The reverberations of the ‘war on drugs’ – or the failure thereof – can be felt around the world, from a tiny village in northern Brazil to that house party down the end of your road last weekend. The heavily stigmatised, war-like attitude to substances has seen repression and control take the reigns over common-sense solutions with their roots in dignity, health and human rights.
In light of this, an internationally acclaimed arts and culture hub, lauded for using art to demonstrate how drug policies impact and shape communities across the globe, is rolling into town this weekend.
Called the Museum of Drug Policy, it started in New York a couple of years back, and this free pop-up event will be running for three days only. Consisting of 60 pieces of art from eight different countries, works include Dean Giannopoulos’s collage consisting of 420 baggies mapped on the streets of south east London and Tracy Hetzel’s series of portraits of people killed by their state for drug offenses.Meanwhile, throughout the event interactive discussions will be held on criminal justice reform, public health, and human rights from speakers like Guardian journalist Duncan Campbell and black trans feminist writer and prison abolitionist, Kuchenga. There’s also a performance from the Sex Workers Opera on Friday (3rd) night.

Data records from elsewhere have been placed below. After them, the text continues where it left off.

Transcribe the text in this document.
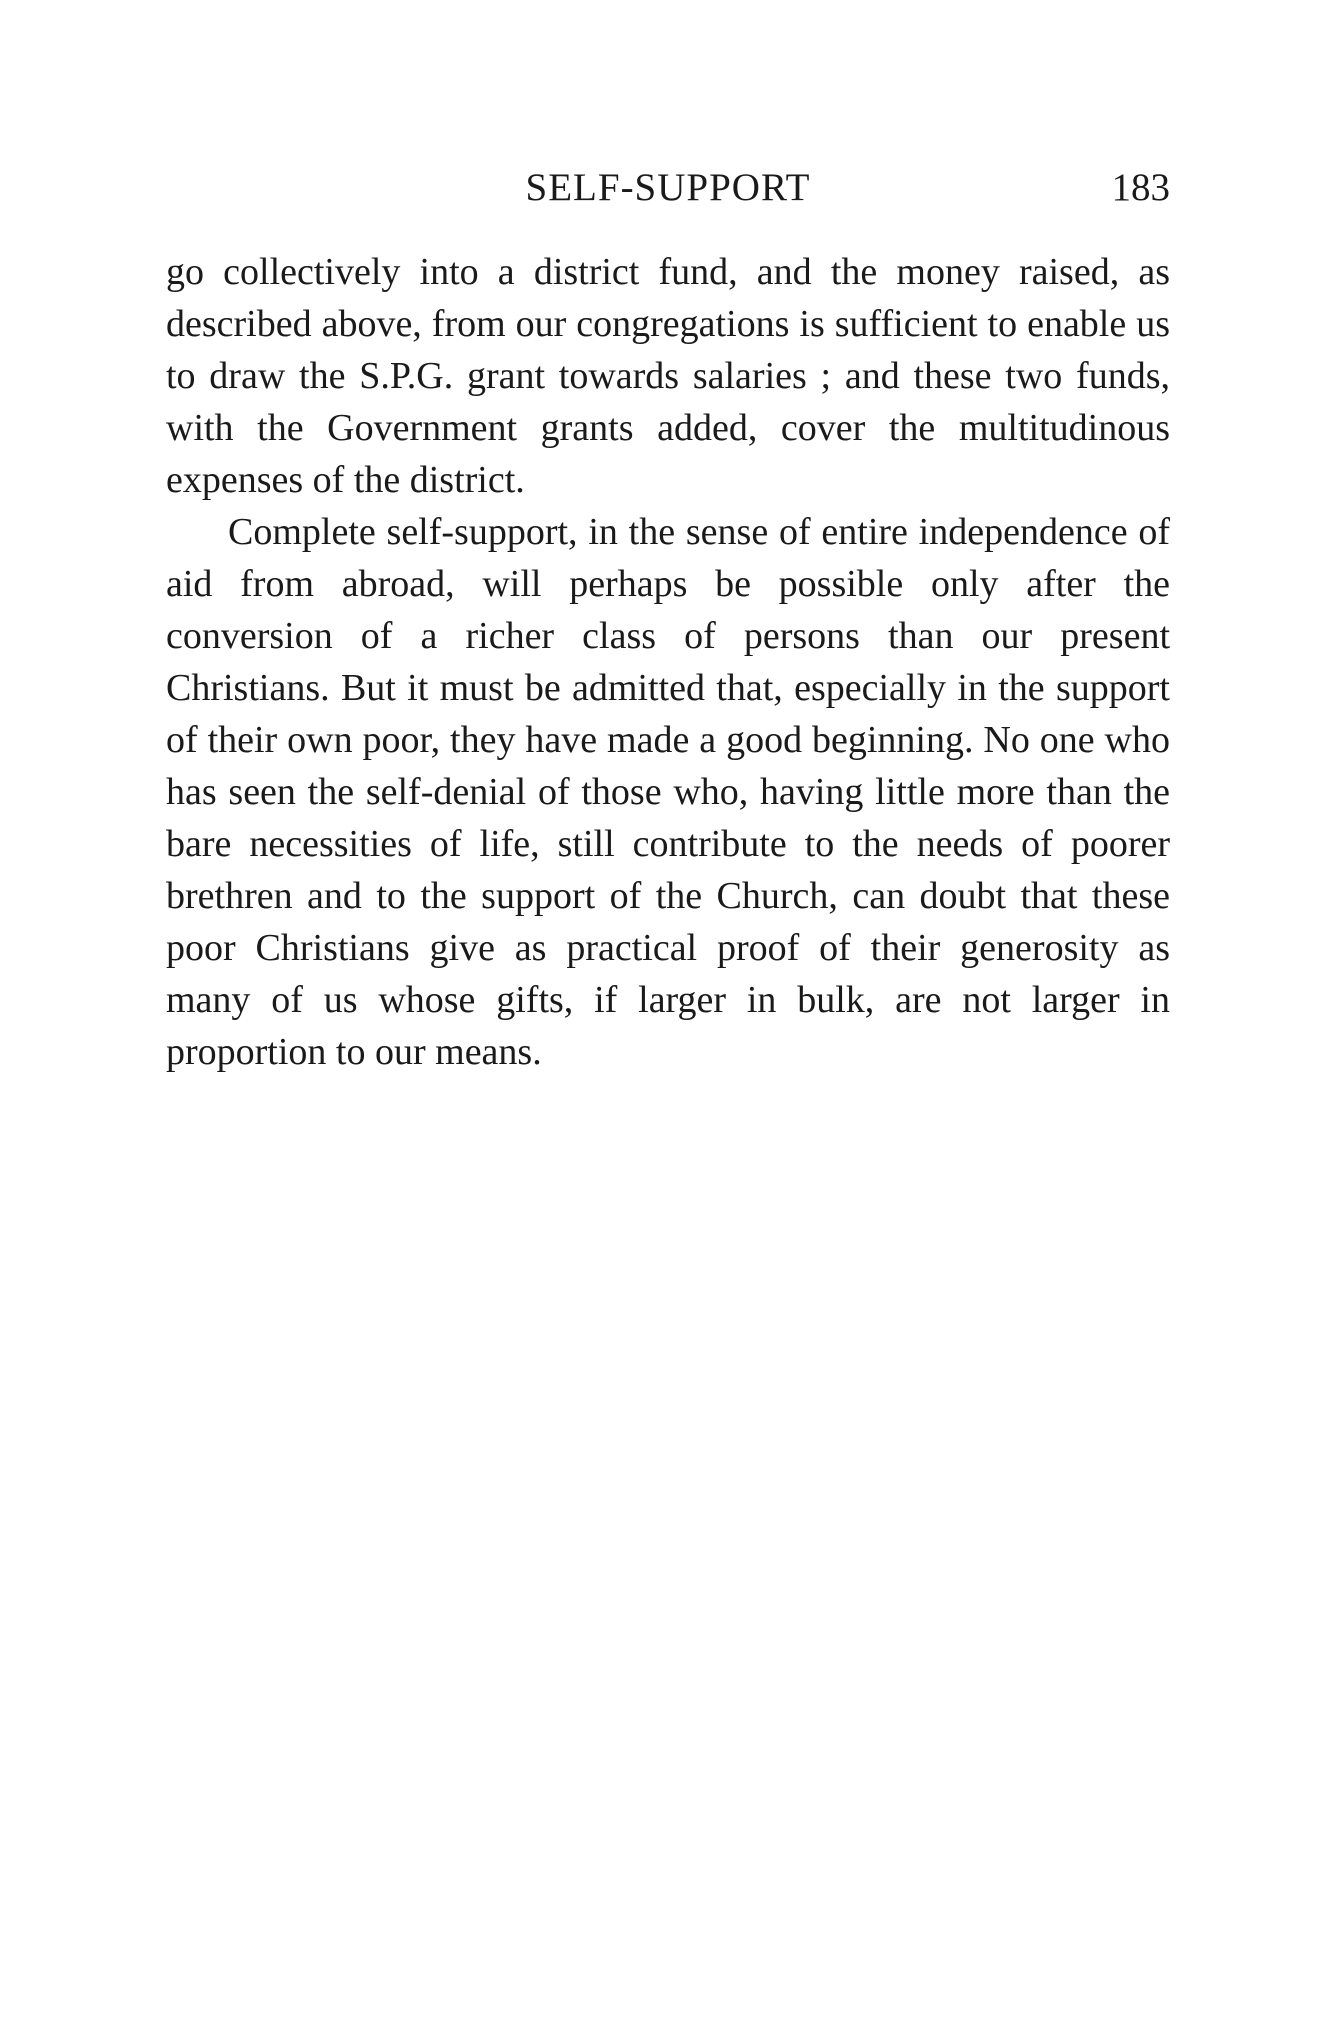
SELF-SUPPORT	183

go collectively into a district fund, and the money raised, as described above, from our congregations is sufficient to enable us to draw the S.P.G. grant towards salaries ; and these two funds, with the Government grants added, cover the multitudinous expenses of the district.

Complete self-support, in the sense of entire independence of aid from abroad, will perhaps be possible only after the conversion of a richer class of persons than our present Christians. But it must be admitted that, especially in the support of their own poor, they have made a good beginning. No one who has seen the self-denial of those who, having little more than the bare necessities of life, still contribute to the needs of poorer brethren and to the support of the Church, can doubt that these poor Christians give as practical proof of their generosity as many of us whose gifts, if larger in bulk, are not larger in proportion to our means.
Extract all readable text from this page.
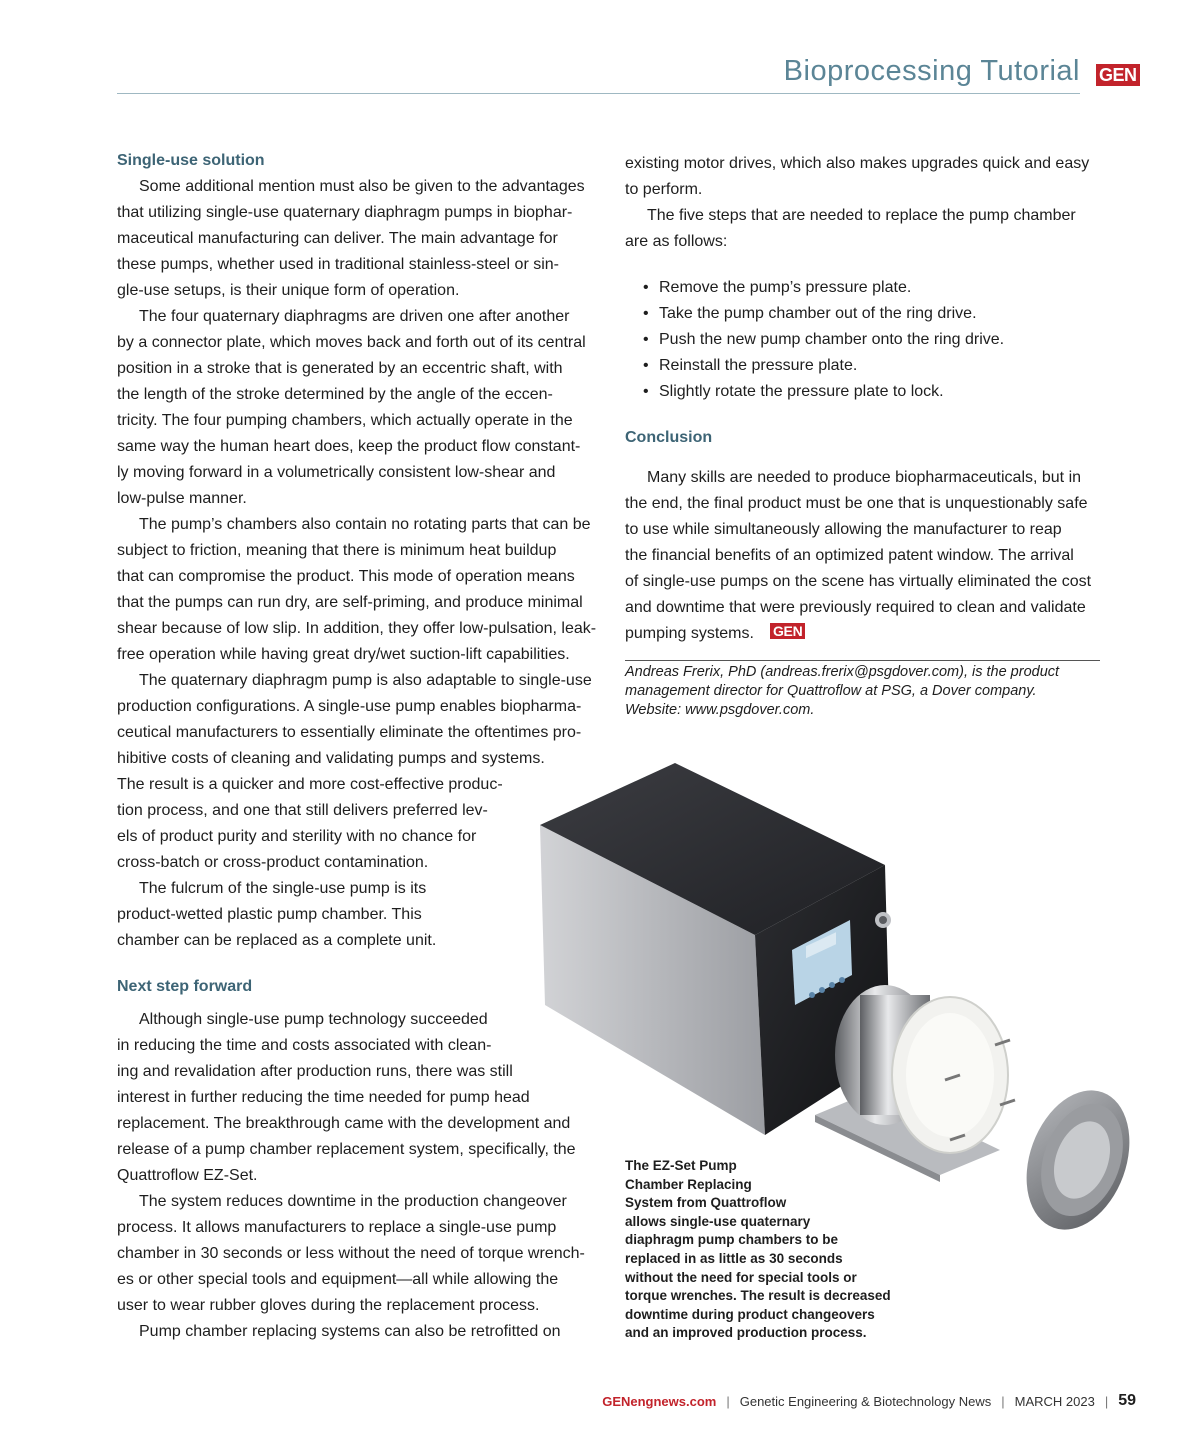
Bioprocessing Tutorial GEN
Single-use solution
Some additional mention must also be given to the advantages
that utilizing single-use quaternary diaphragm pumps in biophar-
maceutical manufacturing can deliver. The main advantage for
these pumps, whether used in traditional stainless-steel or sin-
gle-use setups, is their unique form of operation.
The four quaternary diaphragms are driven one after another
by a connector plate, which moves back and forth out of its central
position in a stroke that is generated by an eccentric shaft, with
the length of the stroke determined by the angle of the eccen-
tricity. The four pumping chambers, which actually operate in the
same way the human heart does, keep the product flow constant-
ly moving forward in a volumetrically consistent low-shear and
low-pulse manner.
The pump’s chambers also contain no rotating parts that can be
subject to friction, meaning that there is minimum heat buildup
that can compromise the product. This mode of operation means
that the pumps can run dry, are self-priming, and produce minimal
shear because of low slip. In addition, they offer low-pulsation, leak-
free operation while having great dry/wet suction-lift capabilities.
The quaternary diaphragm pump is also adaptable to single-use
production configurations. A single-use pump enables biopharma-
ceutical manufacturers to essentially eliminate the oftentimes pro-
hibitive costs of cleaning and validating pumps and systems.
The result is a quicker and more cost-effective produc-
tion process, and one that still delivers preferred lev-
els of product purity and sterility with no chance for
cross-batch or cross-product contamination.
The fulcrum of the single-use pump is its
product-wetted plastic pump chamber. This
chamber can be replaced as a complete unit.
Next step forward
Although single-use pump technology succeeded
in reducing the time and costs associated with clean-
ing and revalidation after production runs, there was still
interest in further reducing the time needed for pump head
replacement. The breakthrough came with the development and
release of a pump chamber replacement system, specifically, the
Quattroflow EZ-Set.
The system reduces downtime in the production changeover
process. It allows manufacturers to replace a single-use pump
chamber in 30 seconds or less without the need of torque wrench-
es or other special tools and equipment—all while allowing the
user to wear rubber gloves during the replacement process.
Pump chamber replacing systems can also be retrofitted on
existing motor drives, which also makes upgrades quick and easy
to perform.
The five steps that are needed to replace the pump chamber
are as follows:
• Remove the pump’s pressure plate.
• Take the pump chamber out of the ring drive.
• Push the new pump chamber onto the ring drive.
• Reinstall the pressure plate.
• Slightly rotate the pressure plate to lock.
Conclusion
Many skills are needed to produce biopharmaceuticals, but in
the end, the final product must be one that is unquestionably safe
to use while simultaneously allowing the manufacturer to reap
the financial benefits of an optimized patent window. The arrival
of single-use pumps on the scene has virtually eliminated the cost
and downtime that were previously required to clean and validate
pumping systems. GEN
Andreas Frerix, PhD (andreas.frerix@psgdover.com), is the product
management director for Quattroflow at PSG, a Dover company.
Website: www.psgdover.com.
The EZ-Set Pump
Chamber Replacing
System from Quattroflow
allows single-use quaternary
diaphragm pump chambers to be
replaced in as little as 30 seconds
without the need for special tools or
torque wrenches. The result is decreased
downtime during product changeovers
and an improved production process.
GENengnews.com | Genetic Engineering & Biotechnology News | MARCH 2023 | 59
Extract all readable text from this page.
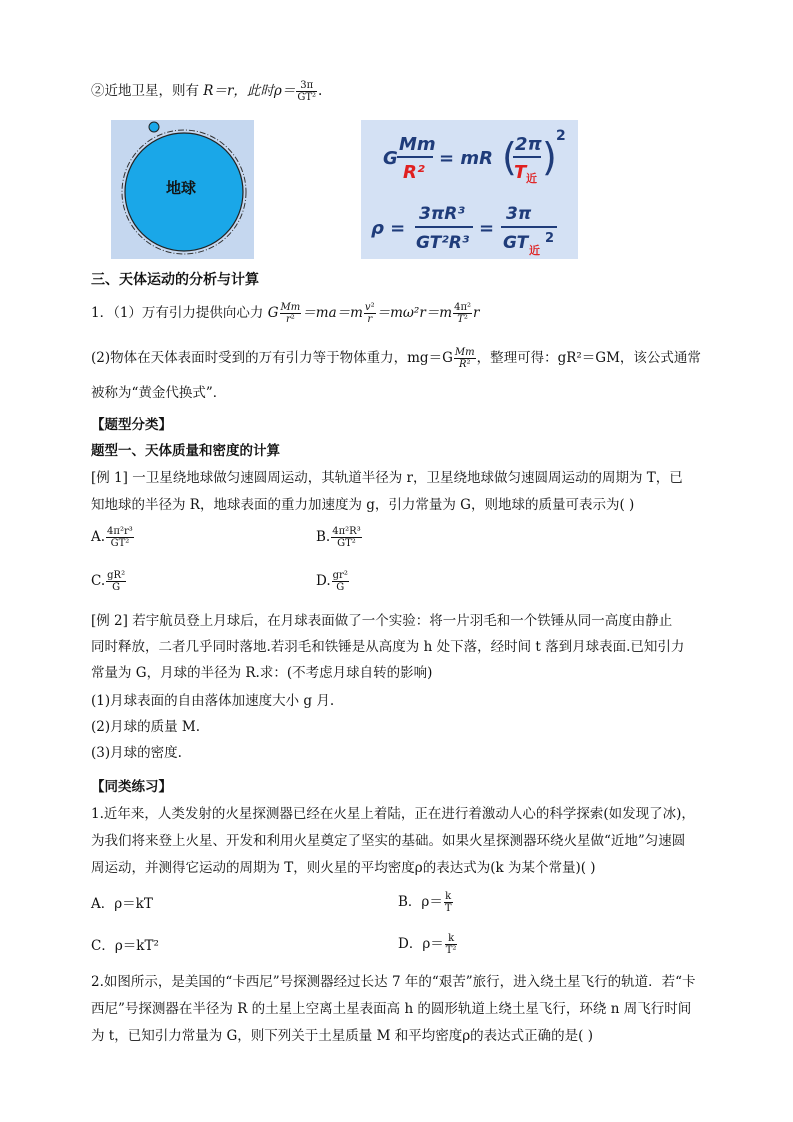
②近地卫星，则有 R＝r，此时$\rho= \frac{3\pi}{\text{GT²}}$ .
地球
G
Mm
R²
= mR (
2π
T 近 ) 2
ρ =
3πR³
GT²R³
=
3π
GT 近
2
三、天体运动的分析与计算
1．（1）万有引力提供向心力 G $\frac{Mm}{\text{r²}} =ma=m \frac{\text{v²}}{r} =m\omega^2r=m \frac{\text{4π²}}{\text{T²}}$ r
(2)物体在天体表面时受到的万有引力等于物体重力，$mg=G \frac{Mm}{\text{R²}}$ ，整理可得：gR²＝GM，该公式通常
被称为“黄金代换式”．
【题型分类】
题型一、天体质量和密度的计算
[例 1] 一卫星绕地球做匀速圆周运动，其轨道半径为 r，卫星绕地球做匀速圆周运动的周期为 T，已
知地球的半径为 R，地球表面的重力加速度为 g，引力常量为 G，则地球的质量可表示为( )
A. $\frac{\text{4π²r³}}{\text{GT²}}$	B. $\frac{\text{4π²R³}}{\text{GT²}}$
C. $\frac{\text{gR²}}{G}$	D. $\frac{\text{gr²}}{G}$
[例 2] 若宇航员登上月球后，在月球表面做了一个实验：将一片羽毛和一个铁锤从同一高度由静止
同时释放，二者几乎同时落地.若羽毛和铁锤是从高度为 h 处下落，经时间 t 落到月球表面.已知引力
常量为 G，月球的半径为 R.求：(不考虑月球自转的影响)
(1)月球表面的自由落体加速度大小 g 月.
(2)月球的质量 M.
(3)月球的密度.
【同类练习】
1.近年来，人类发射的火星探测器已经在火星上着陆，正在进行着激动人心的科学探索(如发现了冰)，
为我们将来登上火星、开发和利用火星奠定了坚实的基础。如果火星探测器环绕火星做“近地”匀速圆
周运动，并测得它运动的周期为 T，则火星的平均密度ρ的表达式为(k 为某个常量)( )
A．ρ＝kT	B．$\rho= \frac{k}{T}$
C．ρ＝kT²	D．$\rho= \frac{k}{\text{T²}}$
2.如图所示，是美国的“卡西尼”号探测器经过长达 7 年的“艰苦”旅行，进入绕土星飞行的轨道．若“卡
西尼”号探测器在半径为 R 的土星上空离土星表面高 h 的圆形轨道上绕土星飞行，环绕 n 周飞行时间
为 t，已知引力常量为 G，则下列关于土星质量 M 和平均密度ρ的表达式正确的是( )
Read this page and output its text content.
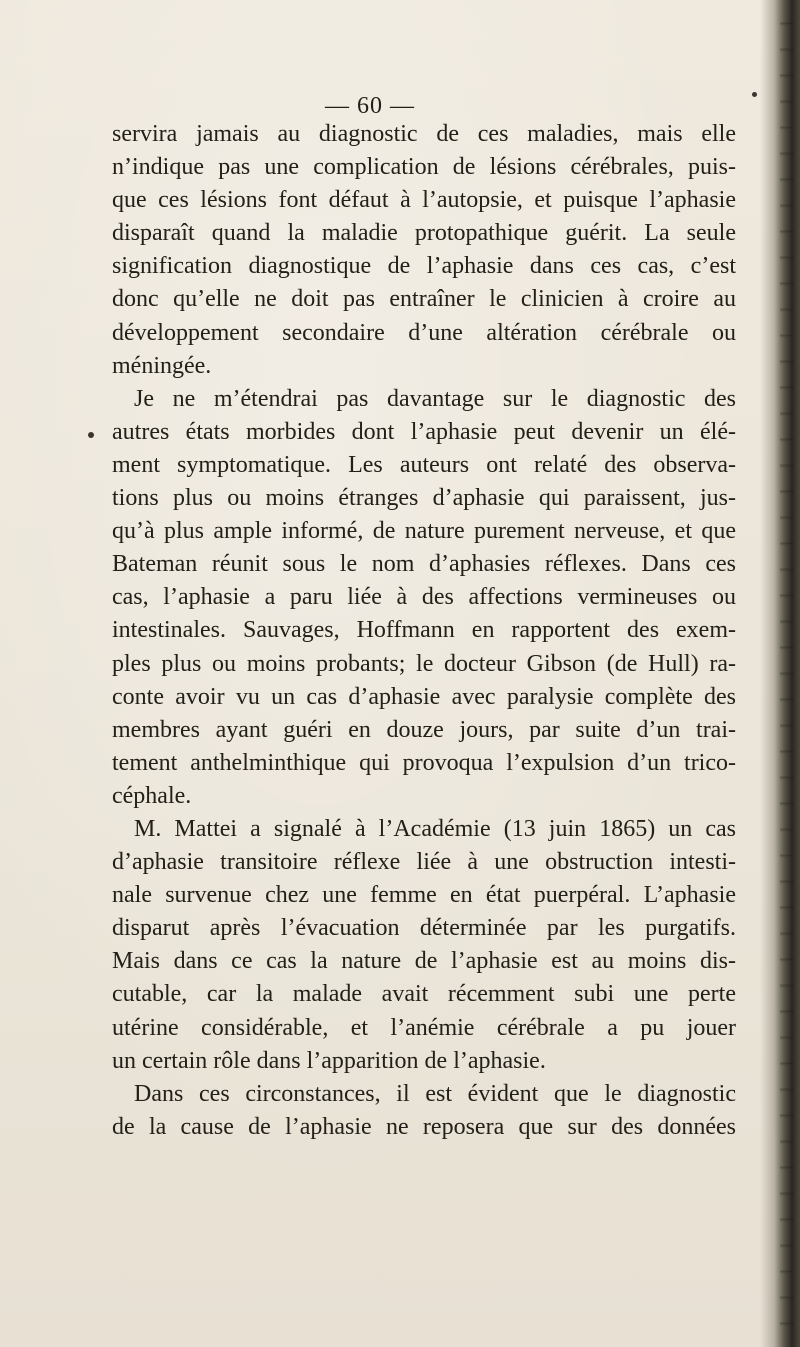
— 60 —
servira jamais au diagnostic de ces maladies, mais elle
n’indique pas une complication de lésions cérébrales, puis-
que ces lésions font défaut à l’autopsie, et puisque l’aphasie
disparaît quand la maladie protopathique guérit. La seule
signification diagnostique de l’aphasie dans ces cas, c’est
donc qu’elle ne doit pas entraîner le clinicien à croire au
développement secondaire d’une altération cérébrale ou
méningée.
Je ne m’étendrai pas davantage sur le diagnostic des
autres états morbides dont l’aphasie peut devenir un élé-
ment symptomatique. Les auteurs ont relaté des observa-
tions plus ou moins étranges d’aphasie qui paraissent, jus-
qu’à plus ample informé, de nature purement nerveuse, et que
Bateman réunit sous le nom d’aphasies réflexes. Dans ces
cas, l’aphasie a paru liée à des affections vermineuses ou
intestinales. Sauvages, Hoffmann en rapportent des exem-
ples plus ou moins probants; le docteur Gibson (de Hull) ra-
conte avoir vu un cas d’aphasie avec paralysie complète des
membres ayant guéri en douze jours, par suite d’un trai-
tement anthelminthique qui provoqua l’expulsion d’un trico-
céphale.
M. Mattei a signalé à l’Académie (13 juin 1865) un cas
d’aphasie transitoire réflexe liée à une obstruction intesti-
nale survenue chez une femme en état puerpéral. L’aphasie
disparut après l’évacuation déterminée par les purgatifs.
Mais dans ce cas la nature de l’aphasie est au moins dis-
cutable, car la malade avait récemment subi une perte
utérine considérable, et l’anémie cérébrale a pu jouer
un certain rôle dans l’apparition de l’aphasie.
Dans ces circonstances, il est évident que le diagnostic
de la cause de l’aphasie ne reposera que sur des données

“This is a particularly poignant time in the UK to be showcasing the impact of current drug policies,” says Niamh Eastwood, executive director of Release – the British drugs charity hosting the museum’s stint in London.
“Drug-related deaths in this country have reached the highest rate on record,” she says, “and thousands of people who use drugs have been criminalized instead of getting the help they need. The Museum is an excellent opportunity to elevate the drug policy debate, using art to highlight the relationship between drug policy and issues of social control — especially in relation to class and race — in ways our government refuses to address.”
This is sure to be an eye-opening artistic exploration into where we are now and a crucial space for communicating how we can collectively get to where we need to be.